Un employé d’EDF devant le site du chantier de l’EPR de Flamanville (Manche), un réacteur nucléaire de troisième génération. | Benoit Tessier / REUTERS

Un groupe d’experts réuni au siège de l’Autorité de sûreté nucléaire (ASN) a entamé, lundi 26 juin, une réunion de deux jours à l’issue de laquelle il donnera un avis sur l’état de la cuve de l’EPR de Flamanville (Manche). En avril 2015, cette autorité indépendante avait révélé que des anomalies – qualifiées de « très sérieuses » par son président, Pierre-Franck Chevet – avaient été découvertes dans l’acier de cette chaudière où se produit la réaction nucléaire.

Fin 2016, Areva et EDF ont remis un dossier sur cette cuve, un élément de 420 tonnes forgé dans l’usine Areva de Creusot Forge (Saône-et-Loire) en 2006-2007. Pour le fabricant de ce composant et son futur exploitant, elle a passé quelque 2 000 tests et contrôles avec succès, en présence d’ingénieurs de l’ASN.

Ces tests devaient permettre de s’assurer que, malgré la trop forte concentration en carbone de son fond et de son couvercle, la cuve de l’EPR, réacteur nucléaire à eau pressurisée de troisième génération, est capable de résister aux chocs thermiques et aux fortes pressions, y compris à des situations accidentelles.

Des conditions strictes

Mardi, à l’issue de la réunion, le groupe permanent d’experts pour les équipements sous pression nucléaires donnera d’abord son avis, notamment sur la base d’un rapport de l’Institut de radioprotection et de sûreté nucléaire (IRSN) analysant les tests d’Areva et EDF. Il s’apprête à rendre un avis positif.

Puis l’ASN elle-même fournira le sien. Son feu vert provisoire sera formalisé dans un « projet de position » soumis à une « consultation du public » jusqu’en septembre. L’autorité indépendante rendra un verdict définitif au début de l’automne.

Les autorités de contrôle devraient assortir leur approbation de conditions très strictes. Iront-elles jusqu’à exiger le remplacement du seul couvercle, partie la plus sensible de la cuve en raison des orifices permettant d’introduire les barres de contrôle de la réaction neutronique ?

Une surveillance accrue de la cuve

Il est acquis, en tout cas, qu’elles demanderont une surveillance accrue de la cuve. Voire, au début, une exploitation à puissance réduite par rapport aux capacités du réacteur, ce qui ferait perdre de son intérêt au réacteur économique le plus puissant du monde avec ses 1 650 mégawatts (MW).

Mais la décision réglementaire (et non plus technique) autorisant la mise en service de cette pièce maîtresse de l’îlot nucléaire de la centrale n’interviendra pas avant la fin de 2017 ou le début de 2018, une fois achevée la mise sous pression hydraulique du circuit primaire permettant de vérifier son étanchéité.

Le contrôle de la cuve (et de tout le circuit primaire) est impératif. Après les gaines de zirconium renfermant les pastilles d’uranium enrichi et plongées dans la cuve, cette dernière est en effet la deuxième barrière de sûreté contre la radioactivité en cas d’accident, la troisième étant constituée par la double enceinte de béton armé du bâtiment abritant le réacteur EPR.

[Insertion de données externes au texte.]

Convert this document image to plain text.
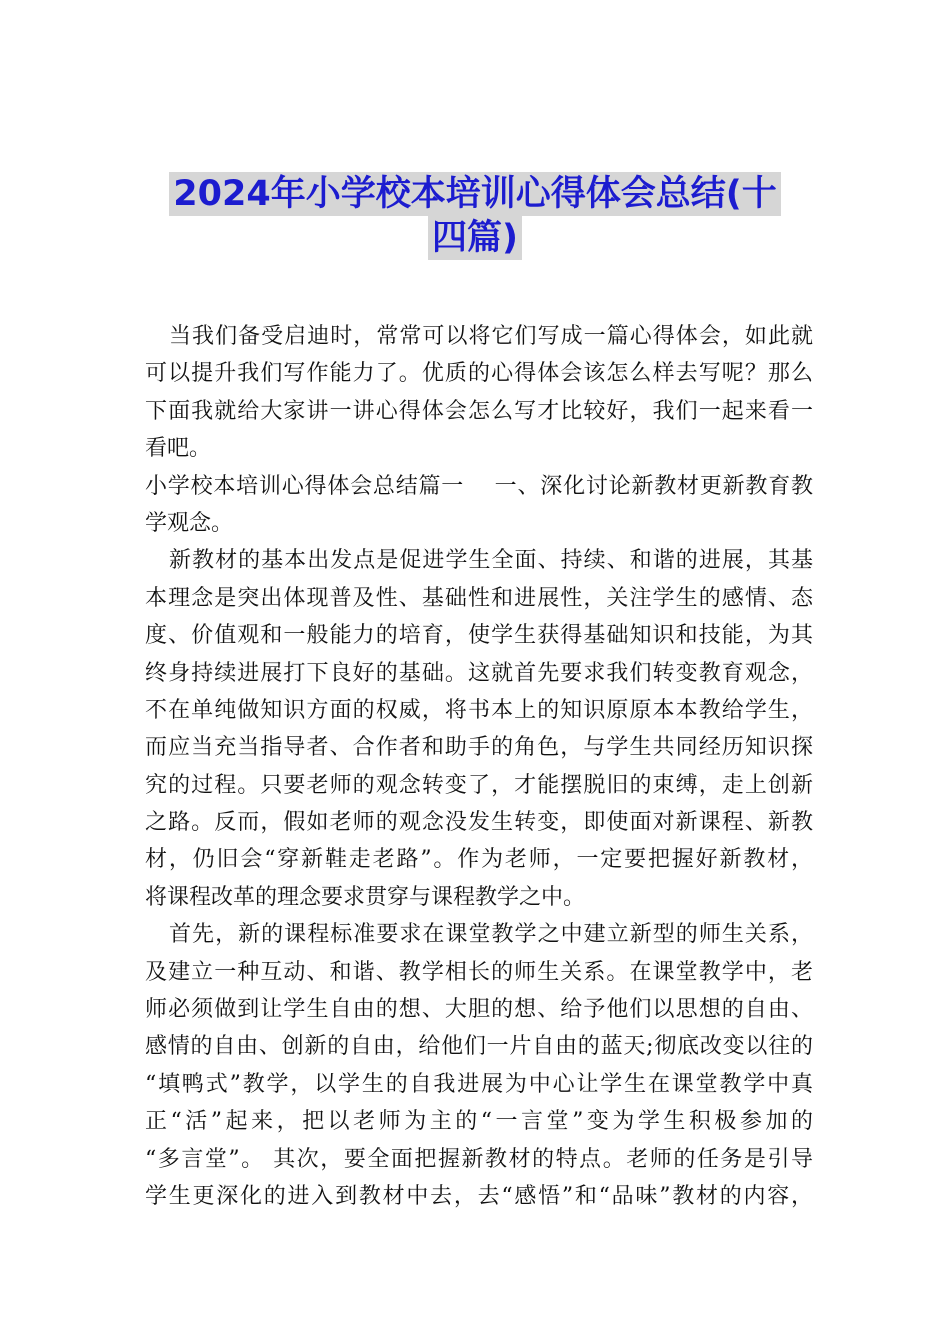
2024年小学校本培训心得体会总结(十
四篇)
当我们备受启迪时，常常可以将它们写成一篇心得体会，如此就
可以提升我们写作能力了。优质的心得体会该怎么样去写呢？那么
下面我就给大家讲一讲心得体会怎么写才比较好，我们一起来看一
看吧。
小学校本培训心得体会总结篇一　 一、深化讨论新教材更新教育教
学观念。
新教材的基本出发点是促进学生全面、持续、和谐的进展，其基
本理念是突出体现普及性、基础性和进展性，关注学生的感情、态
度、价值观和一般能力的培育，使学生获得基础知识和技能，为其
终身持续进展打下良好的基础。这就首先要求我们转变教育观念，
不在单纯做知识方面的权威，将书本上的知识原原本本教给学生，
而应当充当指导者、合作者和助手的角色，与学生共同经历知识探
究的过程。只要老师的观念转变了，才能摆脱旧的束缚，走上创新
之路。反而，假如老师的观念没发生转变，即使面对新课程、新教
材，仍旧会“穿新鞋走老路”。作为老师，一定要把握好新教材，
将课程改革的理念要求贯穿与课程教学之中。
首先，新的课程标准要求在课堂教学之中建立新型的师生关系，
及建立一种互动、和谐、教学相长的师生关系。在课堂教学中，老
师必须做到让学生自由的想、大胆的想、给予他们以思想的自由、
感情的自由、创新的自由，给他们一片自由的蓝天;彻底改变以往的
“填鸭式”教学，以学生的自我进展为中心让学生在课堂教学中真
正“活”起来，把以老师为主的“一言堂”变为学生积极参加的
“多言堂”。 其次，要全面把握新教材的特点。老师的任务是引导
学生更深化的进入到教材中去，去“感悟”和“品味”教材的内容，
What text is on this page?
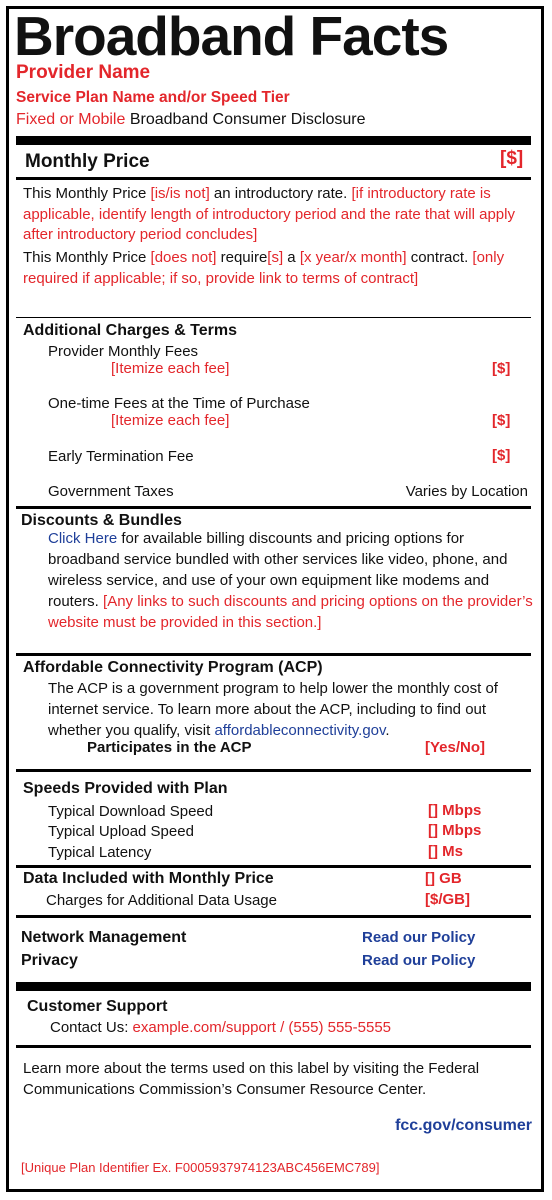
Broadband Facts
Provider Name
Service Plan Name and/or Speed Tier
Fixed or Mobile Broadband Consumer Disclosure
Monthly Price	[$]
This Monthly Price [is/is not] an introductory rate. [if introductory rate is applicable, identify length of introductory period and the rate that will apply after introductory period concludes]
This Monthly Price [does not] require[s] a [x year/x month] contract. [only required if applicable; if so, provide link to terms of contract]
Additional Charges & Terms
Provider Monthly Fees
[Itemize each fee]	[$]
One-time Fees at the Time of Purchase
[Itemize each fee]	[$]
Early Termination Fee	[$]
Government Taxes	Varies by Location
Discounts & Bundles
Click Here for available billing discounts and pricing options for broadband service bundled with other services like video, phone, and wireless service, and use of your own equipment like modems and routers. [Any links to such discounts and pricing options on the provider’s website must be provided in this section.]
Affordable Connectivity Program (ACP)
The ACP is a government program to help lower the monthly cost of internet service. To learn more about the ACP, including to find out whether you qualify, visit affordableconnectivity.gov.
Participates in the ACP	[Yes/No]
Speeds Provided with Plan
Typical Download Speed	[] Mbps
Typical Upload Speed	[] Mbps
Typical Latency	[] Ms
Data Included with Monthly Price	[] GB
Charges for Additional Data Usage	[$/GB]
Network Management	Read our Policy
Privacy	Read our Policy
Customer Support
Contact Us: example.com/support / (555) 555-5555
Learn more about the terms used on this label by visiting the Federal Communications Commission’s Consumer Resource Center.
fcc.gov/consumer
[Unique Plan Identifier Ex. F0005937974123ABC456EMC789]
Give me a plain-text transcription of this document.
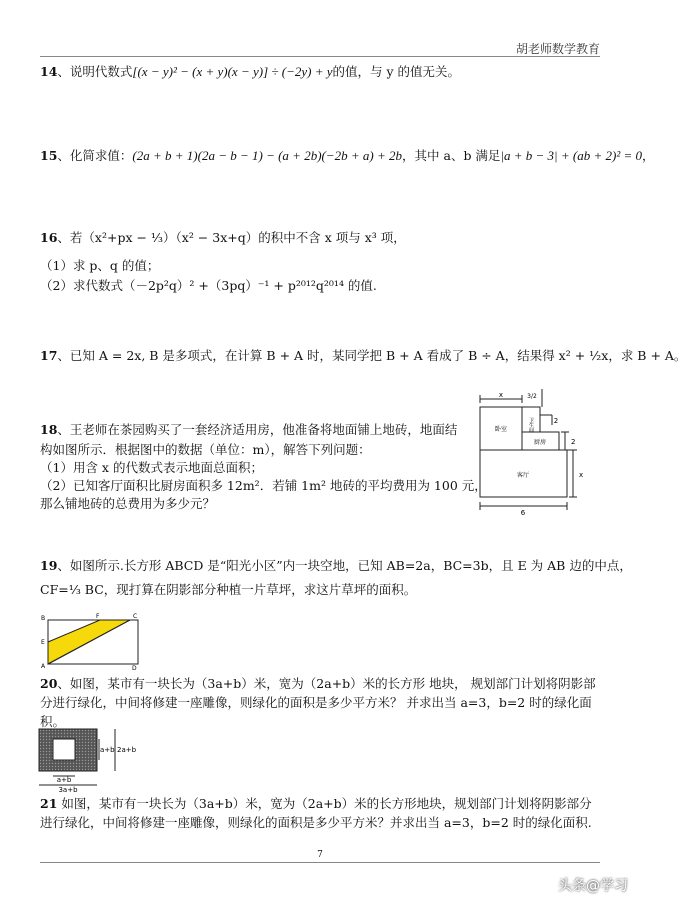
胡老师数学教育
14、说明代数式[(x − y)² − (x + y)(x − y)] ÷ (−2y) + y的值，与 y 的值无关。
15、化简求值：(2a + b + 1)(2a − b − 1) − (a + 2b)(−2b + a) + 2b，其中 a、b 满足|a + b − 3| + (ab + 2)² = 0，
16、若（x²+px − ⅓）（x² − 3x+q）的积中不含 x 项与 x³ 项，
（1）求 p、q 的值；
（2）求代数式（－2p²q）² +（3pq）⁻¹ + p²⁰¹²q²⁰¹⁴ 的值.
17、已知 A = 2x, B 是多项式，在计算 B + A 时，某同学把 B + A 看成了 B ÷ A，结果得 x² + ½x，求 B + A。
18、王老师在茶园购买了一套经济适用房，他准备将地面铺上地砖，地面结
构如图所示．根据图中的数据（单位：m），解答下列问题：
（1）用含 x 的代数式表示地面总面积；
（2）已知客厅面积比厨房面积多 12m²．若铺 1m² 地砖的平均费用为 100 元，
那么铺地砖的总费用为多少元？
x	3/2
2
卧室	卫生间
厨房
客厅
2
x
6
19、如图所示.长方形 ABCD 是“阳光小区”内一块空地，已知 AB=2a，BC=3b，且 E 为 AB 边的中点，
CF=⅓ BC，现打算在阴影部分种植一片草坪，求这片草坪的面积。
A
E
B	F	C
D
20、如图，某市有一块长为（3a+b）米，宽为（2a+b）米的长方形 地块， 规划部门计划将阴影部分进行绿化，中间将修建一座雕像，则绿化的面积是多少平方米？ 并求出当 a=3，b=2 时的绿化面积。
a+b 2a+b
a+b
3a+b
21 如图，某市有一块长为（3a+b）米，宽为（2a+b）米的长方形地块，规划部门计划将阴影部分进行绿化，中间将修建一座雕像，则绿化的面积是多少平方米？并求出当 a=3，b=2 时的绿化面积.
7
头条@学习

Plusieurs années de retard

Les dirigeants d’EDF avaient reconnu qu’ils n’avaient « pas de plan B », persuadés que cette cuve passerait les tests avec succès. En cas de refus de l’ASN, EDF aurait dû la démonter, puisqu’elle a été introduite dans le bâtiment réacteur début 2014 et que les raccordements aux quatre générateurs de vapeur, à l’aide de soudages complexes, ont été effectués au cours des trois dernières années. Le chantier aurait été retardé de plus d’un an, entraînant une nouvelle dérive des coûts.

EDF affirme que l’EPR de Flamanville démarrera fin 2018 – avec six ans de retard et une multiplication par trois du devis initial (pour atteindre 10,5 milliards d’euros). L’approbation de la cuve par l’ASN fait partie des conditions mises par la Commission européenne pour autoriser le rachat d’Areva NP, fabricant des réacteurs, par EDF. La recapitalisation d’Areva (5 milliards d’euros) prévue cette année est elle aussi soumise au préalable d’un feu vert sur la cuve.

Dans une pétition signée par près de 35 000 personnes, le Réseau Sortir du nucléaire demande à l’ASN de ne pas homologuer la cuve. Selon une de ses responsables, Charlotte Mijeon, « ce serait scandaleux de faire primer les avantages à court terme des industriels sur les principes de sûreté de base et donc sur la sécurité de la population ».